Sudah saya katakan, bahwa beliau bukan tokoh besar. Nasabnya juga hanya anak seorang petani bernama Maryadi dan ibunya bernama Tulkiem. Mbah Maryadi adalah seorang badal toriqoh qadiriah-naqsabandiyah.

Seorang petani yang, kata bapak saya, sangat cerdas, sehingga ketika terjadi paceklik di lingkungan sekitar, Mbah Maryadi tidak mengalami. Mabh Maryadi pandai memanfaatkan lahan tidur, dengan berbagai varietas tanaman, kalau di sawah, padi.

Di pekarangan beliau menanam suweg, gembili, uwi, gadung, ganyong, banten, bisono, ubi kayu, ubi rambat, dan lain sebagainya. Tetapi beliau juga pandai dalam pertukangan, kerajinan anyaman, handikratf, dan sebagainya. Sedangkan Mbah Putri Tulkiem, adalah pedagang beras, yang relatif sukses. Namun semuanya hidup dalam kesederhanaan.

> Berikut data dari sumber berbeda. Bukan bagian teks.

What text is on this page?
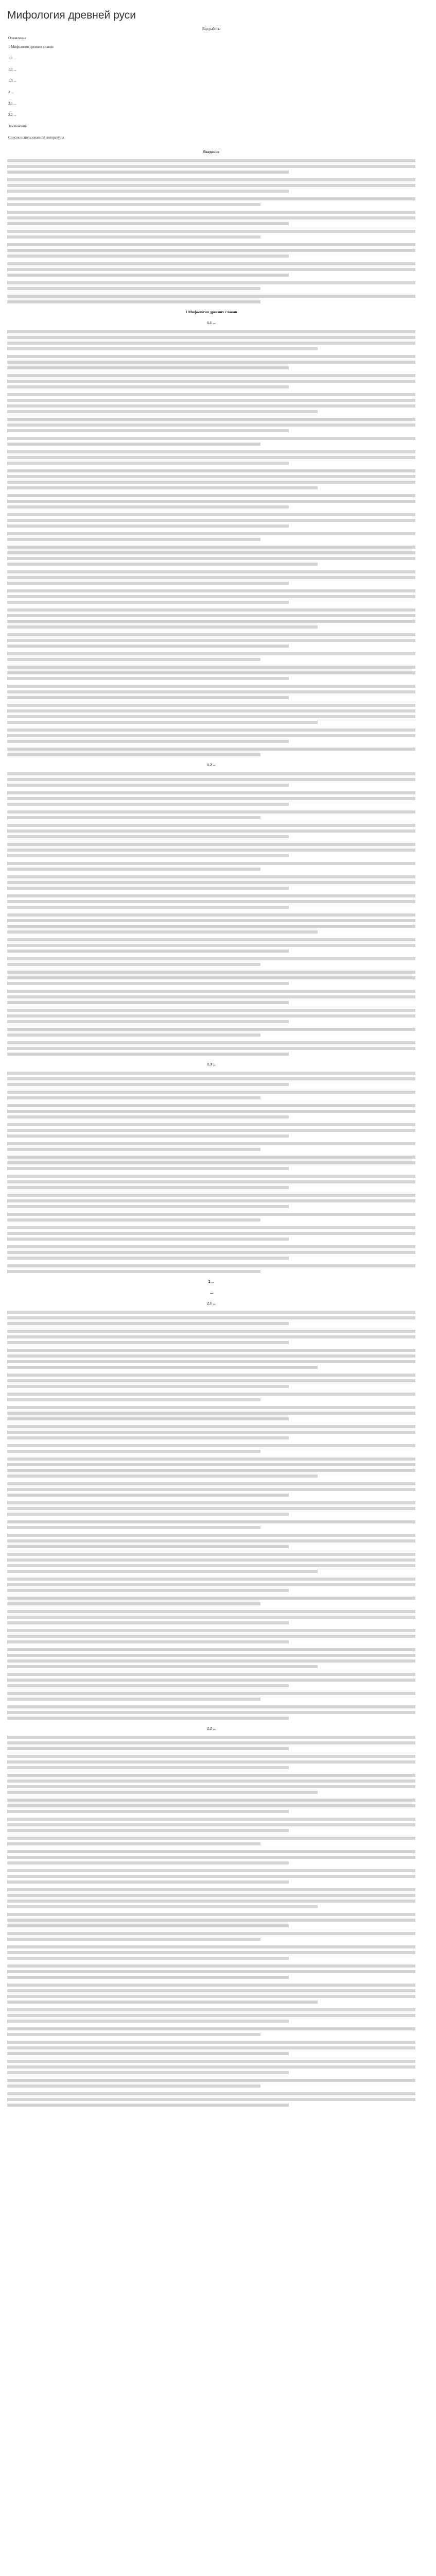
Мифология древней руси
Вид работы
Оглавление
1 Мифология древних славян
1.1 ...
1.2 ...
1.3 ...
2 ...
2.1 ...
2.2 ...
Заключение
Список использованной литературы
Введение
1 Мифология древних славян
1.1 ...
1.2 ...
1.3 ...
2 ...
...
2.1 ...
2.2 ...
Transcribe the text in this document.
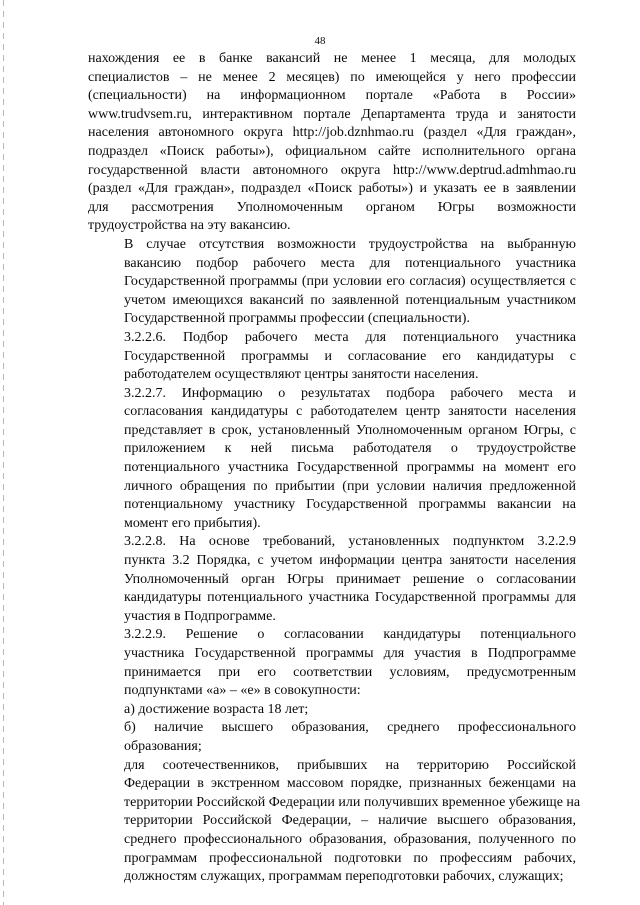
48

нахождения ее в банке вакансий не менее 1 месяца, для молодых
специалистов – не менее 2 месяцев) по имеющейся у него профессии
(специальности) на информационном портале «Работа в России»
www.trudvsem.ru, интерактивном портале Департамента труда и занятости
населения автономного округа http://job.dznhmao.ru (раздел «Для граждан»,
подраздел «Поиск работы»), официальном сайте исполнительного органа
государственной власти автономного округа http://www.deptrud.admhmao.ru
(раздел «Для граждан», подраздел «Поиск работы») и указать ее в заявлении
для рассмотрения Уполномоченным органом Югры возможности
трудоустройства на эту вакансию.

В случае отсутствия возможности трудоустройства на выбранную
вакансию подбор рабочего места для потенциального участника
Государственной программы (при условии его согласия) осуществляется с
учетом имеющихся вакансий по заявленной потенциальным участником
Государственной программы профессии (специальности).

3.2.2.6. Подбор рабочего места для потенциального участника
Государственной программы и согласование его кандидатуры с
работодателем осуществляют центры занятости населения.

3.2.2.7. Информацию о результатах подбора рабочего места и
согласования кандидатуры с работодателем центр занятости населения
представляет в срок, установленный Уполномоченным органом Югры, с
приложением к ней письма работодателя о трудоустройстве
потенциального участника Государственной программы на момент его
личного обращения по прибытии (при условии наличия предложенной
потенциальному участнику Государственной программы вакансии на
момент его прибытия).

3.2.2.8. На основе требований, установленных подпунктом 3.2.2.9
пункта 3.2 Порядка, с учетом информации центра занятости населения
Уполномоченный орган Югры принимает решение о согласовании
кандидатуры потенциального участника Государственной программы для
участия в Подпрограмме.

3.2.2.9. Решение о согласовании кандидатуры потенциального
участника Государственной программы для участия в Подпрограмме
принимается при его соответствии условиям, предусмотренным
подпунктами «а» – «е» в совокупности:

а) достижение возраста 18 лет;

б) наличие высшего образования, среднего профессионального
образования;

для соотечественников, прибывших на территорию Российской
Федерации в экстренном массовом порядке, признанных беженцами на
территории Российской Федерации или получивших временное убежище на
территории Российской Федерации, – наличие высшего образования,
среднего профессионального образования, образования, полученного по
программам профессиональной подготовки по профессиям рабочих,
должностям служащих, программам переподготовки рабочих, служащих;
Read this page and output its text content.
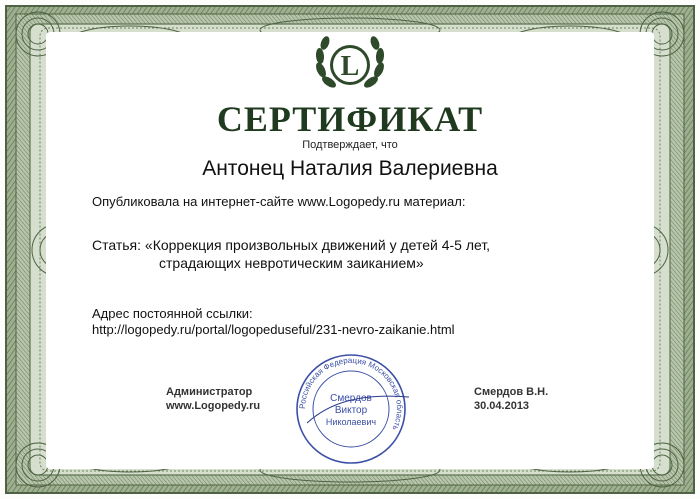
L
СЕРТИФИКАТ
Подтверждает, что
Антонец Наталия Валериевна
Опубликовала на интернет-сайте www.Logopedy.ru материал:
Статья: «Коррекция произвольных движений у детей 4-5 лет,
страдающих невротическим заиканием»
Адрес постоянной ссылки:
http://logopedy.ru/portal/logopeduseful/231-nevro-zaikanie.html
Администратор
www.Logopedy.ru
Смердов В.Н.
30.04.2013
Российская Федерация Московская область
Смердов
Виктор
Николаевич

Kecerdasan Mbah Maryadi dibuktikan dengan memondokan Alm. Pak De Suhadi dan Bapak. Bapak dipondokan di MWI Kebarongan, Darul Hikmah Bendo Pare Kediri, hingga sebuah pondok pesantren di Peterongan Jombang.

Selanjutnya di era PKI, Bapak bercerita, pulang dari pondok dan disangoni rotan dari kiainya, sebagai senjata menghadapi bahaya.

Bapak kemudian masuk Sekolah Guru Agama Atas (SGAA), suatu contoh bahwa keluarga itu sadar betul pentingnya pendidikan. Singkat cerita, Bapak kemudian menjadi guru agama.

Penempatan pertama kalau tidak salah, di Desa Kesugihan. Dan kemudian berpindah-pindah mulai dari Kedawung, Nusajati, Ketanggung, Tinggar Mangir Karangjati, hingga Beliau pun ngajar secara sukarela di MI Darwata II Gentasari. Sekolah disamping rumah kami.

Jadi, Bapak adalah guru orang-orang di wilayah antara Kedawung di Selatan, Karangjati di Utara, Nusajati-Ketanggung, di Barat. Suatu wilayah yang menurut saya sangat luas untuk seorang Nasri, yang bukan tokoh dengan nasab besar itu. Belum lagi pengabdian beliau di majelis-majelis taklim ibu-ibu muslimat. Beliau juga tidak segan-segan untuk mengajar TPQ di daerahnya.

Hujan seperti sahabat

Mungkin ini terkesan tahayul. Tapi itulah yang sering kami saksikan sepanjang hidup beliau bahkan sampai perayaan hari-hari wafat beliau. Sewaktu beliau masih hidup, jika hujan, beliau berdoa, maka hujan itu akan reda.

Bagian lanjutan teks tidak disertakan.